Since August, the FCC has required stations in the top 50 markets to report all the political ads they air, giving us some sense of when and where campaigns and outside spending groups are spending their cash.
I analyzed the raw text of 14,000 of these filings and extracted about 50,000 individual records of a campaign, super PAC or party committee purchasing advertising time on a specific show. In the following interactive, you can browse through any of the 86 shows that came up at least 25 times in the sample. Click the buttons to go up or down through the shows, or use the bottom button to choose a show at random.
"2 Broke Girls" swung the most heavily to the Democrats—surprising, perhaps, given that the title evokes Mitt Romney’s message that the economy is floundering under President Barack Obama’s stewardship. (It is not surprising if you consider the subject: single women.) "Judge Joe Brown" came in second.
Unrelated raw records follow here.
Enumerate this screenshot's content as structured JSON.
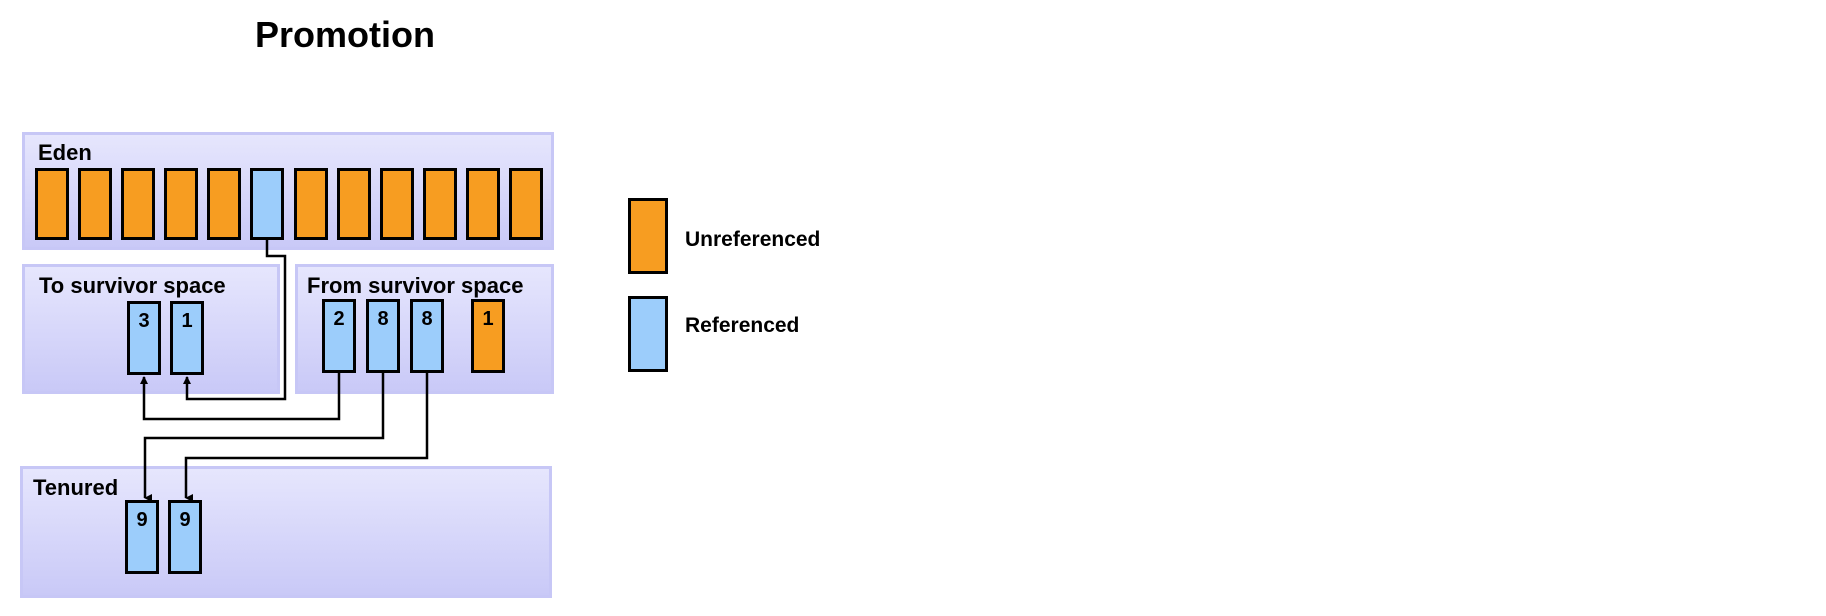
{
  "title": "Promotion",
  "regions": {
    "eden": {
      "label": "Eden"
    },
    "to_survivor": {
      "label": "To survivor  space"
    },
    "from_survivor": {
      "label": "From survivor  space"
    },
    "tenured": {
      "label": "Tenured"
    }
  },
  "eden_objects": [
    "unreferenced",
    "unreferenced",
    "unreferenced",
    "unreferenced",
    "unreferenced",
    "referenced",
    "unreferenced",
    "unreferenced",
    "unreferenced",
    "unreferenced",
    "unreferenced",
    "unreferenced"
  ],
  "to_survivor_objects": [
    {
      "age": "3",
      "status": "referenced"
    },
    {
      "age": "1",
      "status": "referenced"
    }
  ],
  "from_survivor_objects": [
    {
      "age": "2",
      "status": "referenced"
    },
    {
      "age": "8",
      "status": "referenced"
    },
    {
      "age": "8",
      "status": "referenced"
    },
    {
      "age": "1",
      "status": "unreferenced"
    }
  ],
  "tenured_objects": [
    {
      "age": "9",
      "status": "referenced"
    },
    {
      "age": "9",
      "status": "referenced"
    }
  ],
  "legend": {
    "unreferenced": "Unreferenced",
    "referenced": "Referenced"
  },
  "colors": {
    "unreferenced": "#f79d21",
    "referenced": "#9ccdfb",
    "region_border": "#c7c7f6"
  }
}
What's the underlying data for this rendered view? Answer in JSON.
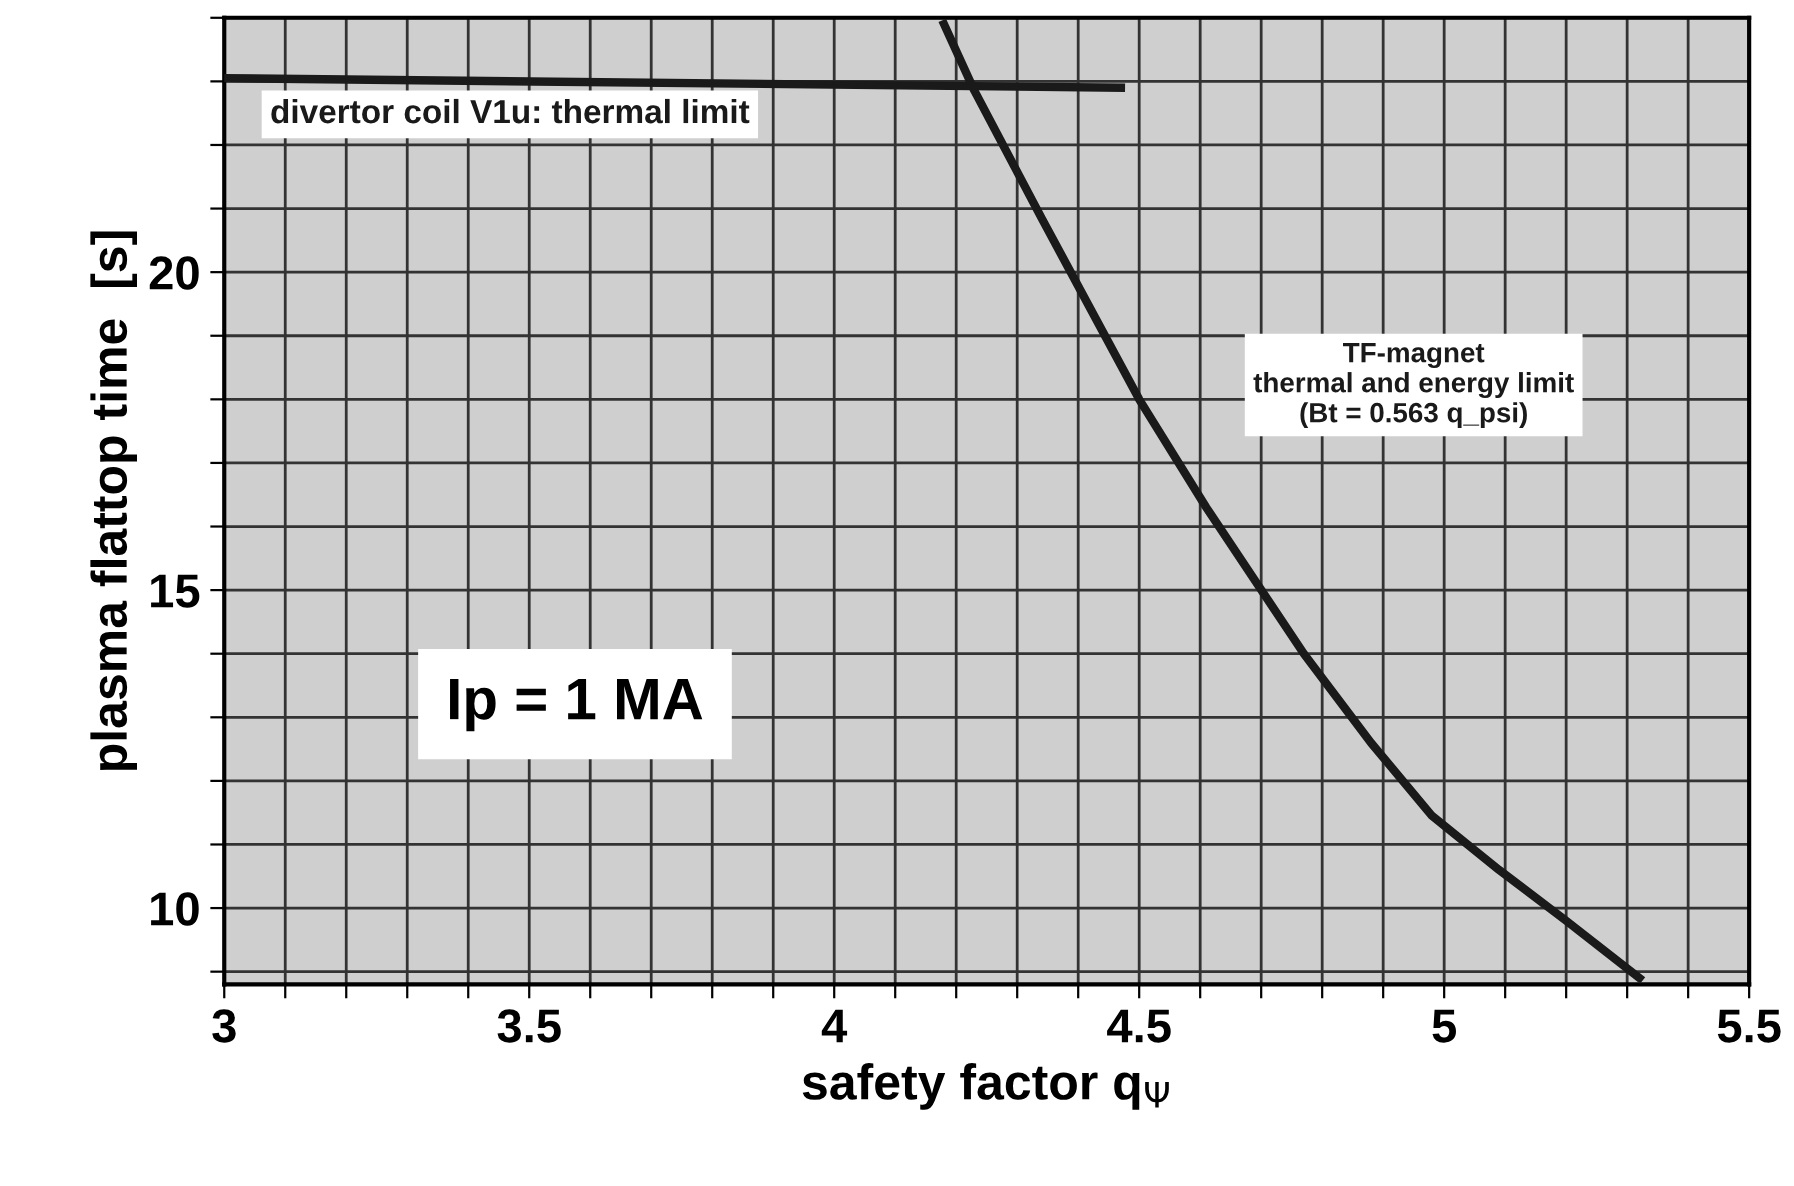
{
  "chart_data": {
    "type": "line",
    "xlabel": "safety factor q$_{Ψ}$",
    "ylabel": "plasma flattop time  [s]",
    "series": [
      {
        "name": "divertor coil V1u: thermal limit",
        "color": "#1a1a1a",
        "x": [
          3.0,
          4.47
        ],
        "values": [
          23.05,
          22.9
        ]
      },
      {
        "name": "TF-magnet\nthermal and energy limit\n(Bt = 0.563 q_psi)",
        "color": "#1a1a1a",
        "x": [
          4.18,
          4.23,
          4.34,
          4.5,
          4.61,
          4.77,
          4.88,
          4.98,
          5.09,
          5.2,
          5.32
        ],
        "values": [
          23.9,
          22.85,
          20.85,
          18.0,
          16.3,
          14.0,
          12.6,
          11.45,
          10.6,
          9.8,
          8.9
        ]
      }
    ],
    "annotations": [
      "Ip = 1 MA"
    ],
    "xlim": [
      3,
      5.5
    ],
    "ylim": [
      8.8,
      24
    ],
    "xticks": [
      3,
      {
        "value": 3.1,
        "label": null
      },
      {
        "value": 3.2,
        "label": null
      },
      {
        "value": 3.3,
        "label": null
      },
      {
        "value": 3.4,
        "label": null
      },
      3.5,
      {
        "value": 3.6,
        "label": null
      },
      {
        "value": 3.7,
        "label": null
      },
      {
        "value": 3.8,
        "label": null
      },
      {
        "value": 3.9,
        "label": null
      },
      4,
      {
        "value": 4.1,
        "label": null
      },
      {
        "value": 4.2,
        "label": null
      },
      {
        "value": 4.3,
        "label": null
      },
      {
        "value": 4.4,
        "label": null
      },
      4.5,
      {
        "value": 4.6,
        "label": null
      },
      {
        "value": 4.7,
        "label": null
      },
      {
        "value": 4.8,
        "label": null
      },
      {
        "value": 4.9,
        "label": null
      },
      5,
      {
        "value": 5.1,
        "label": null
      },
      {
        "value": 5.2,
        "label": null
      },
      {
        "value": 5.3,
        "label": null
      },
      {
        "value": 5.4,
        "label": null
      },
      5.5
    ],
    "yticks": [
      {
        "value": 9,
        "label": null
      },
      10,
      {
        "value": 11,
        "label": null
      },
      {
        "value": 12,
        "label": null
      },
      {
        "value": 13,
        "label": null
      },
      {
        "value": 14,
        "label": null
      },
      15,
      {
        "value": 16,
        "label": null
      },
      {
        "value": 17,
        "label": null
      },
      {
        "value": 18,
        "label": null
      },
      {
        "value": 19,
        "label": null
      },
      20,
      {
        "value": 21,
        "label": null
      },
      {
        "value": 22,
        "label": null
      },
      {
        "value": 23,
        "label": null
      },
      {
        "value": 24,
        "label": null
      }
    ],
    "grid": true,
    "marker": "none",
    "line_style": "solid"
  }
}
Unfortunately, the light of 10,000 suns could not completely disinfect the reams of raw democracy on where and when these ads are running. The FCC does not require stations to file the information in a way that’s useful to people armed with computers. We’re left with about 30,000 PDF files, totaling nearly 150,000 pages—many of which were scanned sideways or upside down. Nearly half the files could not be read by an optical scanner or could not reliably be connected to the group that ran the ads.
This makes it difficult to know the raw volume of money and airtime. But even a sample of the data gives us a tremendous amount of information about which audiences the campaigns and their surrogates most want to reach.
Thanks to the saintly work of ProPublica, which uploaded all of these files to a site called Document Cloud, we have the raw text of the documents. I used a computer script to extract the names of television shows from that raw text (at least the computer-readable parts). As usual, the numbing methodology is included below.
Because of the intrinsic chaos, we should not think of this data as a scientific sample of all political TV ad purchases. The volume of purchases in the sample does generally match figures from the Federal Election Commission, however: The two camps are advertising roughly in the same amounts, but the Democrats spend more through the campaign while the Republicans rely more on outside groups. Officials at the FCC warn that there is some risk of double counting in these documents, given that stations interpret what they have to disclose differently.
Maybe in 2016 they could use computers.
I used a Predictable Information Elimination algorithm to extract the names of TV shows from the documents, the (messy) source code for which is available on my GitHub page. Thanks again to ProPublica and the Sunlight Foundation, who have done a lot of work to reliably connect each document to the campaign or group paying for the airtime. When the same show turned up multiple times in one document, it was counted multiple times, since this almost always represents two discrete ad runs.